Leaders of the optical networking industry met last week in Copenhagen at the latest quarterly meeting of the Optical Internetworking Forum (OIF) to discuss plans for enhancing the security of the next generation of optical networks.
Recognized network security experts from government and industry, in attendance during the July meeting, appealed to the OIF to begin a new project to develop specifications for auditing logging and providing security of management interfaces to optical network elements.
"The implementation agreements that we expect to develop from this project will assist customers in protection against denial of service, unauthorized access and/or modification of network elements and data," says Doug Zuckerman, chair of OIF's Operations Administration, Maintenance and Provisioning (OAM&P) Working Group. "While the OIF has included security in the UNI 1.0 and UNI 2.0 IAs and as part of existing OAM&P projects, this will mark the first time security is addressed in a standalone fashion."
An implementation agreement (OIF-CDR-01.0) outlining the Call Detail Records (CDR) for User-Network Interface (UNI) 1.0 billing has passed principal ballot providing both carriers and suppliers with an agreement on CDR procedures and formats. The CDR IA supplements the UNI 1.0 signaling IA, which enables dynamic establishment of optical connections. Traditionally, optical connections have been billed on a flat-rate basis without regard to usage. CDR-01.0 allows carriers to capture usage records on optical connections thus offering usage-based billing for optical services.
As part of the evolutionary process to reduce cost, size and power, the OIF Physical Link Layer (PLL) Working Group kicked off a study of high-speed electrical I/O technology for data transfer within the network element. It is anticipated that the study will focus on serial I/O technology in the 5 -12.5 Gbps range. Faster I/O will offer the possibility of implementing single lane OC-192 SERDES to Framer (SFI) interface and higher bandwidth back plane (TFI) connections. An interim PLL meeting is planned for October 2002 to define the objectives and requirements for this effort.

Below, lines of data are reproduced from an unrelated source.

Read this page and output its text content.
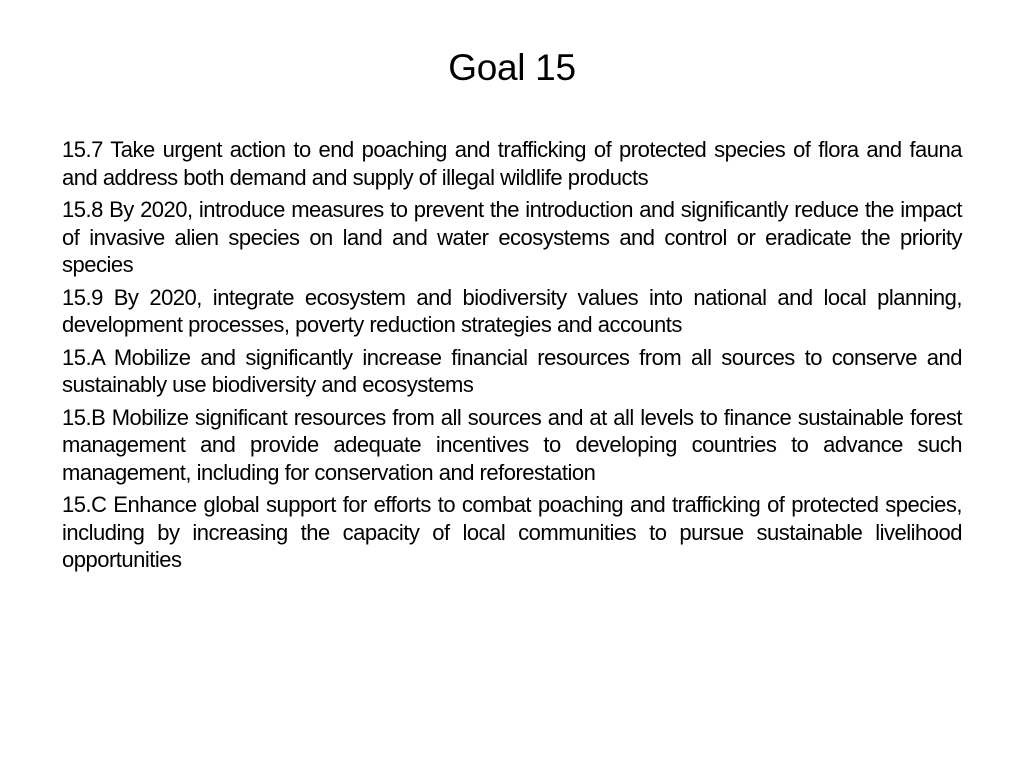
Goal 15
15.7 Take urgent action to end poaching and trafficking of protected species of flora and fauna and address both demand and supply of illegal wildlife products
15.8 By 2020, introduce measures to prevent the introduction and significantly reduce the impact of invasive alien species on land and water ecosystems and control or eradicate the priority species
15.9 By 2020, integrate ecosystem and biodiversity values into national and local planning, development processes, poverty reduction strategies and accounts
15.A Mobilize and significantly increase financial resources from all sources to conserve and sustainably use biodiversity and ecosystems
15.B Mobilize significant resources from all sources and at all levels to finance sustainable forest management and provide adequate incentives to developing countries to advance such management, including for conservation and reforestation
15.C Enhance global support for efforts to combat poaching and trafficking of protected species, including by increasing the capacity of local communities to pursue sustainable livelihood opportunities
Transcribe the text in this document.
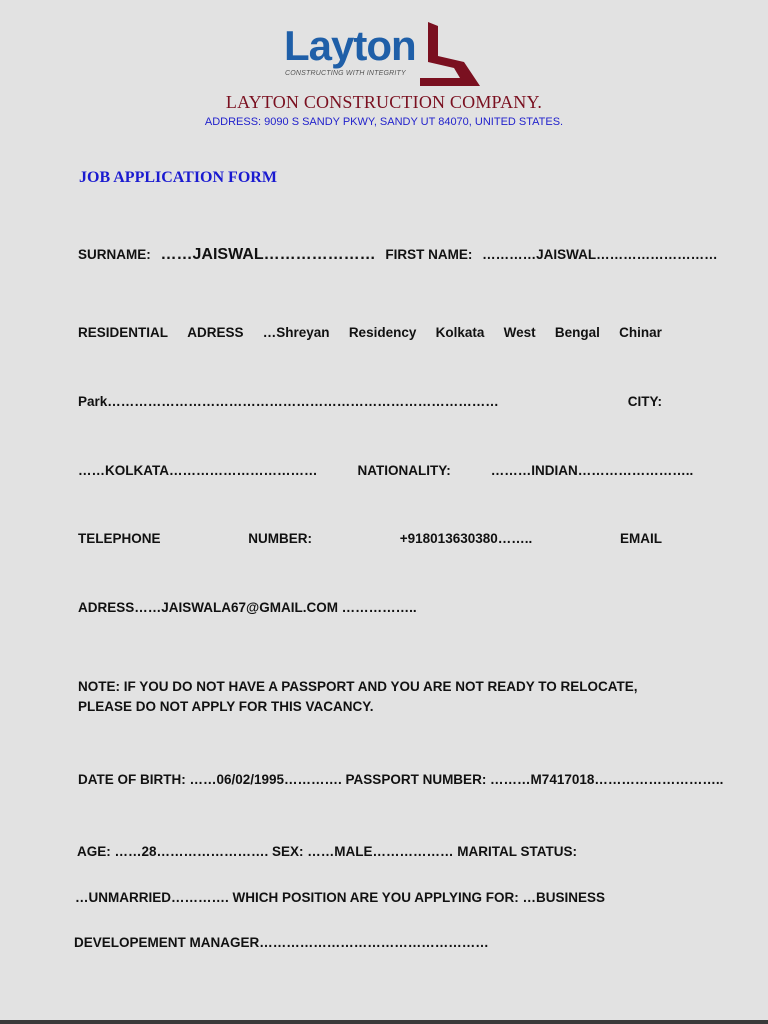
Layton
CONSTRUCTING WITH INTEGRITY
LAYTON CONSTRUCTION COMPANY.
ADDRESS: 9090 S SANDY PKWY, SANDY UT 84070, UNITED STATES.
JOB APPLICATION FORM
SURNAME: ……JAISWAL………………… FIRST NAME: …………JAISWAL………………………
RESIDENTIAL ADRESS …Shreyan Residency Kolkata West Bengal Chinar
Park……………………………………………………………………………	CITY:
……KOLKATA……………………………	NATIONALITY:	………INDIAN……………………..
TELEPHONE	NUMBER:	+918013630380……..	EMAIL
ADRESS……JAISWALA67@GMAIL.COM ……………..
NOTE: IF YOU DO NOT HAVE A PASSPORT AND YOU ARE NOT READY TO RELOCATE,
PLEASE DO NOT APPLY FOR THIS VACANCY.
DATE OF BIRTH: ……06/02/1995…………. PASSPORT NUMBER: ………M7417018………………………..
AGE: ……28……………………. SEX: ……MALE……………… MARITAL STATUS:
…UNMARRIED…………. WHICH POSITION ARE YOU APPLYING FOR: …BUSINESS
DEVELOPEMENT MANAGER……………………………………………
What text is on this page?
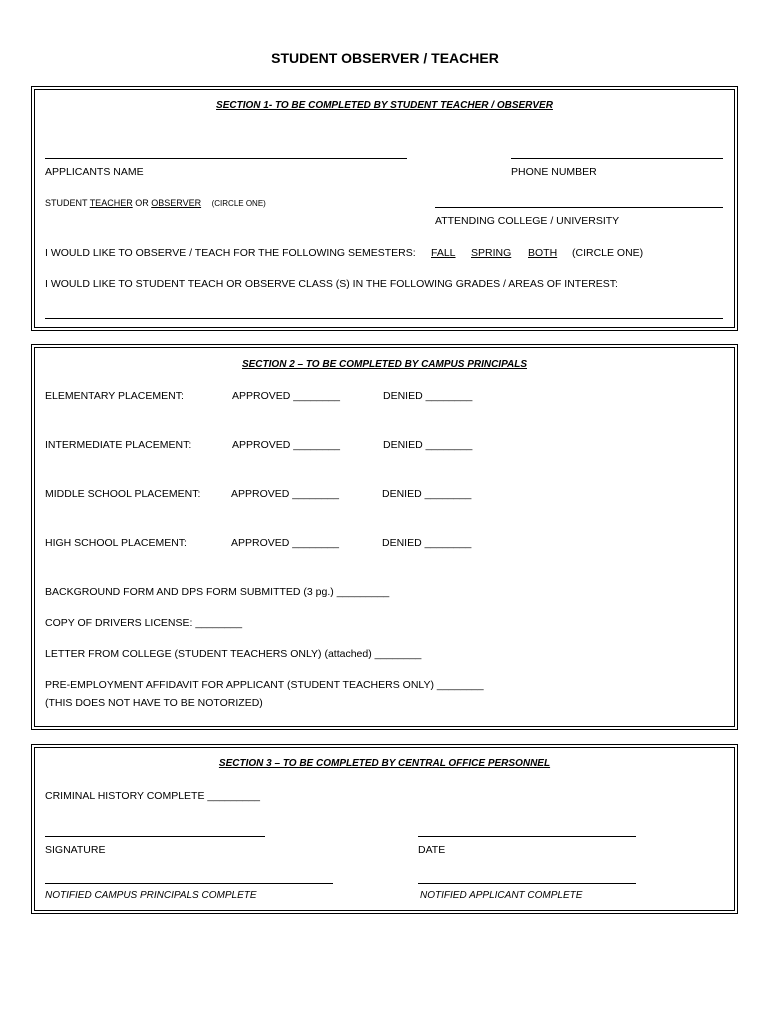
STUDENT OBSERVER / TEACHER
SECTION 1- TO BE COMPLETED BY STUDENT TEACHER / OBSERVER
APPLICANTS NAME	PHONE NUMBER
STUDENT TEACHER OR OBSERVER (CIRCLE ONE)
ATTENDING COLLEGE / UNIVERSITY
I WOULD LIKE TO OBSERVE / TEACH FOR THE FOLLOWING SEMESTERS: FALL SPRING BOTH (CIRCLE ONE)
I WOULD LIKE TO STUDENT TEACH OR OBSERVE CLASS (S) IN THE FOLLOWING GRADES / AREAS OF INTEREST:
SECTION 2 – TO BE COMPLETED BY CAMPUS PRINCIPALS
ELEMENTARY PLACEMENT:	APPROVED ________	DENIED ________
INTERMEDIATE PLACEMENT:	APPROVED ________	DENIED ________
MIDDLE SCHOOL PLACEMENT:	APPROVED ________	DENIED ________
HIGH SCHOOL PLACEMENT:	APPROVED ________	DENIED ________
BACKGROUND FORM AND DPS FORM SUBMITTED (3 pg.) _________
COPY OF DRIVERS LICENSE: ________
LETTER FROM COLLEGE (STUDENT TEACHERS ONLY) (attached) ________
PRE-EMPLOYMENT AFFIDAVIT FOR APPLICANT (STUDENT TEACHERS ONLY) ________
(THIS DOES NOT HAVE TO BE NOTORIZED)
SECTION 3 – TO BE COMPLETED BY CENTRAL OFFICE PERSONNEL
CRIMINAL HISTORY COMPLETE _________
SIGNATURE	DATE
NOTIFIED CAMPUS PRINCIPALS COMPLETE	NOTIFIED APPLICANT COMPLETE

OIF board member Tom Afferton has been asked to present the progress of optical internetworking to the FCC Technological Advisory Council (TAC) in September. The TAC is a panel of industry and academic individual professionals whose role is to advise and educate the FCC on emerging and future technologies.
"The OIF continues to break new ground in many technical areas, and I am confident that the OIF's technical work, both completed and in progress, has far reaching significance for the industry," said Sid Chaudhuri, president of the OIF. "It does not surprise me that other groups in the industry are interesting in hearing about the OIF's progress and perspective on optical networking technology. The forum's significant progress with developing IAs for cost-effective and robust optical internetworking makes it one of the industry's most influential groups."